Studies show that over 78 per cent of internet users research a product or service online before making a purchase decision. The growing penetration of the internet has led to a vast number of consumers being able to share their views and opinions freely – be it through social platforms such as Facebook, Twitter or various niche websites. All this eWOM (electronic Word-of-Mouth) generated needs to be channelised to communicate the brand’s message effectively; else this could have disastrous consequences.
The American Management Association in one of its earlier studies found that a satisfied customer tells three people about a good experience while a dissatisfied one complains to eleven.
Whether a brand manager likes it or not, it has become imperative for every brand to monitor what is happening online and address user grievances as soon as possible.
So what is online reputation management?
Online Reputation Management (ORM) allows brands to showcase their entire archive of positive, informative and useful content in the online space. Company blogs and social profiles become huge information repositories for users to refer when they search for a brand online. Thus, ORM forms part of the overall promotional mix to help consumers take informed decisions related to their potential purchases. ORM stresses on tracking and controlling the perception of the brand on various social platforms and address concerns and complaints of dissatisfied consumers. This is decisive for a brand’s reputation online. The better a brand handles dissatisfied consumers, the better is its image online.
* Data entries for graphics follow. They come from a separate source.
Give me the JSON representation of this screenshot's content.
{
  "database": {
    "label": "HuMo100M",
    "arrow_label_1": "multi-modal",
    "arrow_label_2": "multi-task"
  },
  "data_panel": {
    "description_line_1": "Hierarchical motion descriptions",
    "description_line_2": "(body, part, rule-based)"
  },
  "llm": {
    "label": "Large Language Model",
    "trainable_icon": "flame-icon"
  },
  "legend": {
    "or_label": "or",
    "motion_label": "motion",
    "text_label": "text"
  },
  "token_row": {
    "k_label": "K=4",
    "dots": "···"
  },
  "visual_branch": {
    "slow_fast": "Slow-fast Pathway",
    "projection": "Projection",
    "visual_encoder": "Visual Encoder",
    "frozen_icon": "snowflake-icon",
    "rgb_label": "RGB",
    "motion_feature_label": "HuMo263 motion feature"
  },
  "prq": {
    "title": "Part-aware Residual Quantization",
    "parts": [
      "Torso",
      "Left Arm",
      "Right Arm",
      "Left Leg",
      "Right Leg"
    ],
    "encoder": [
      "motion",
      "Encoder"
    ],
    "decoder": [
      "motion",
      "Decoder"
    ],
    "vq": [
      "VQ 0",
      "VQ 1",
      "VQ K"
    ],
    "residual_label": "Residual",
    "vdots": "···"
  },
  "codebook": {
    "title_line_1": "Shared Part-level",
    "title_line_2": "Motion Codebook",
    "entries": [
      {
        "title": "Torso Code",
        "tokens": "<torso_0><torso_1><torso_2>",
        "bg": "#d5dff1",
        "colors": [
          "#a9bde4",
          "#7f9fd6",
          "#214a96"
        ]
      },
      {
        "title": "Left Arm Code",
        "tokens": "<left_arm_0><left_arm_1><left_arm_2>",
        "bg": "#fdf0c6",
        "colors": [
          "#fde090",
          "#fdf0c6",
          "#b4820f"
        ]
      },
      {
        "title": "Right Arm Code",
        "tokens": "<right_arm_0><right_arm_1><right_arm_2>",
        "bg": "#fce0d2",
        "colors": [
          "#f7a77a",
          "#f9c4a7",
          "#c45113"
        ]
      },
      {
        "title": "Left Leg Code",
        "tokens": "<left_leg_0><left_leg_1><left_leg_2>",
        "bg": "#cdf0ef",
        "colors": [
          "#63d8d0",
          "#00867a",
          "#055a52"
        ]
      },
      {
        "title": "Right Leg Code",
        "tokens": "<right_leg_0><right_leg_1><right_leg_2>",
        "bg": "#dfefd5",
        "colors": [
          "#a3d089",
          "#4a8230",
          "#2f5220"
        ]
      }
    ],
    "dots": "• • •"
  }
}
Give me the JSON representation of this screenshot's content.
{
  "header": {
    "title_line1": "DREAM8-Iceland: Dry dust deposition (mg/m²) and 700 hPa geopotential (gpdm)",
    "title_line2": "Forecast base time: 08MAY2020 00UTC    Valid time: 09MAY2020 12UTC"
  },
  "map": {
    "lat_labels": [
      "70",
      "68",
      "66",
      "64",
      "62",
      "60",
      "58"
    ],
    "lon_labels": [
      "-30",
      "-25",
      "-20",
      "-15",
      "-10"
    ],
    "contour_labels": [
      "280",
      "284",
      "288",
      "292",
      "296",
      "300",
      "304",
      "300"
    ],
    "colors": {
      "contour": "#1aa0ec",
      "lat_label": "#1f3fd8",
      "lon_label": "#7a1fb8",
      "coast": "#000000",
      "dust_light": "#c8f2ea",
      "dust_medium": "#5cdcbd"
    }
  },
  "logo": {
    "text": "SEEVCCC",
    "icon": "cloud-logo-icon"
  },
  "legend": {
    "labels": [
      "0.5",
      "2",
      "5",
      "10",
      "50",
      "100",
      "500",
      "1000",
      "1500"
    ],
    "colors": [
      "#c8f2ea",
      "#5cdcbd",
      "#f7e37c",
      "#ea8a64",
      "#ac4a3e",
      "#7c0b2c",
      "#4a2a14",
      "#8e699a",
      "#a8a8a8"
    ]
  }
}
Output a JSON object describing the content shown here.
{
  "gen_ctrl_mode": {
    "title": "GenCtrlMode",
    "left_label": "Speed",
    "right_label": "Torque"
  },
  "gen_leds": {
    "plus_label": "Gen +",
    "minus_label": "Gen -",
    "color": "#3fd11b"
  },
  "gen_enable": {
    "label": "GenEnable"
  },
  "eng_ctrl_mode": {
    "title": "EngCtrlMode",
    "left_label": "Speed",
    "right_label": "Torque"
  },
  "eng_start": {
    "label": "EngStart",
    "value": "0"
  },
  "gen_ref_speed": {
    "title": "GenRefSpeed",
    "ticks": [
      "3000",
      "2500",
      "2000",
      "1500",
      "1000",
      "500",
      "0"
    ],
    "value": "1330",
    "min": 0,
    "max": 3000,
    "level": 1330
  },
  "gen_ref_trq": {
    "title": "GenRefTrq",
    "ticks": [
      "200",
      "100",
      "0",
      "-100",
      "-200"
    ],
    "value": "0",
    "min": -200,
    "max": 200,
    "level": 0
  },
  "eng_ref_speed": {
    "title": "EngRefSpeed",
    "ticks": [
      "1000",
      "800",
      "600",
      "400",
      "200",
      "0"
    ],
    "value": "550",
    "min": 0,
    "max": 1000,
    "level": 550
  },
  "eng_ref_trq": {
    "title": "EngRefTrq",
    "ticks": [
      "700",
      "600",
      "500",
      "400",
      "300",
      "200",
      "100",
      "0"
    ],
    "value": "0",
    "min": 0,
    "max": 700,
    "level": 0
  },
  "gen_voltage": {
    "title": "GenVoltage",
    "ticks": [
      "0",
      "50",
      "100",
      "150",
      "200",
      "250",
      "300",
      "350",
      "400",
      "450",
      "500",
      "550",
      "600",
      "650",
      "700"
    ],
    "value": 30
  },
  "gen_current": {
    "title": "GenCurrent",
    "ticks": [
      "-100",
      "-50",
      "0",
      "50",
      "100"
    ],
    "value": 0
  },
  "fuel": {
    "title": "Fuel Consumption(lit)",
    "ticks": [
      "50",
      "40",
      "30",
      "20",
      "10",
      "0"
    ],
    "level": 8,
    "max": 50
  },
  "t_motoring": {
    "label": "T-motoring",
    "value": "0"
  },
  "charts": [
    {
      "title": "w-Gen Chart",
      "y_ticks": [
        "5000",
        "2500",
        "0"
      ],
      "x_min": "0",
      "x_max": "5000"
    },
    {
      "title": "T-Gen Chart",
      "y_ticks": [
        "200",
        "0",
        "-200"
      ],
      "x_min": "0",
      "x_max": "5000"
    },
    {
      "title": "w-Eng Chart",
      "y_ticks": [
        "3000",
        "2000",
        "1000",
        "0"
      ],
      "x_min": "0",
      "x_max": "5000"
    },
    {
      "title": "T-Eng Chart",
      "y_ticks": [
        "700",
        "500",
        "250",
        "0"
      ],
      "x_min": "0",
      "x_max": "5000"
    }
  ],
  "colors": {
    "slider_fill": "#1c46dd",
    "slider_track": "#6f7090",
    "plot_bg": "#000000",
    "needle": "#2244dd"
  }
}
Offline marketing channels that positioned the brand earlier were instrumental in creating consumer perception which would lead to a saleable action. However, on the web, consumers play a key role in influencing brand perception. Brands have little or no control of what people say about them through their Twitter handles, on their Facebook pages or on consumer forums. ORM, thus, becomes a strong tool for managers who want to keep track of how their brand is perceived online. Maintaining an overall positivity over the internet becomes one of the primary objectives of ORM.
Beyond deleting negative comments and posts
Many companies jumped on the social media bandwagon not realising that a Facebook page or a Twitter handle is not just another marketing channel but potentially opens them up to negative criticism. Their first reaction was to hide/delete the negative comments. One cannot go more wrong. Remember, it is NOT possible to hide everything that goes online. By deleting the comment you are frustrating an already unhappy customer even more, often resulting in him posting the complaint on a forum that you have no control over.
ORM for effective brand management
A well run ORM campaign involves actively monitoring all relevant platforms using a good online brand monitoring platform.
Once a negative post/tweet/comment has been identified, the brand must try and engage the disgruntled consumer and resolve their issue proactively. As a last step, a request can be made to the customer to acknowledge, online, that his issue has been resolved satisfactorily. This will ensure that the next time someone searches for the product and sees this page, he or she at least know that the company cares for its customers.
Many companies that are ahead of the curve with regards to using the digital medium to their advantage track several metrics from their ORM campaigns to identify gaps in their service and determine the overall perceptions of their brands. For example, a big retail chain buckets the negative comments into various dimensions such as in-store experience, after sales service, product related complaints, etc. and over time identifies common trends and tried to resolve them by improving the on-ground situation. Similarly, a bank would want to track if most complaints are related to their account opening process, their call centre or to any particular branch and then liaison with appropriate teams internally to rework processes.
Brands need to give special attention to analysing data received through ORM as it is a great form of true and honest consumer feedback. Analysing feedback gives valuable insights to consumer issues which you would have assumed to be non-existent till then. The more you listen to your consumer, the better you would be able to understand the flaws in your processes and take corrective measures, ensuring a better overall experience for your future consumers.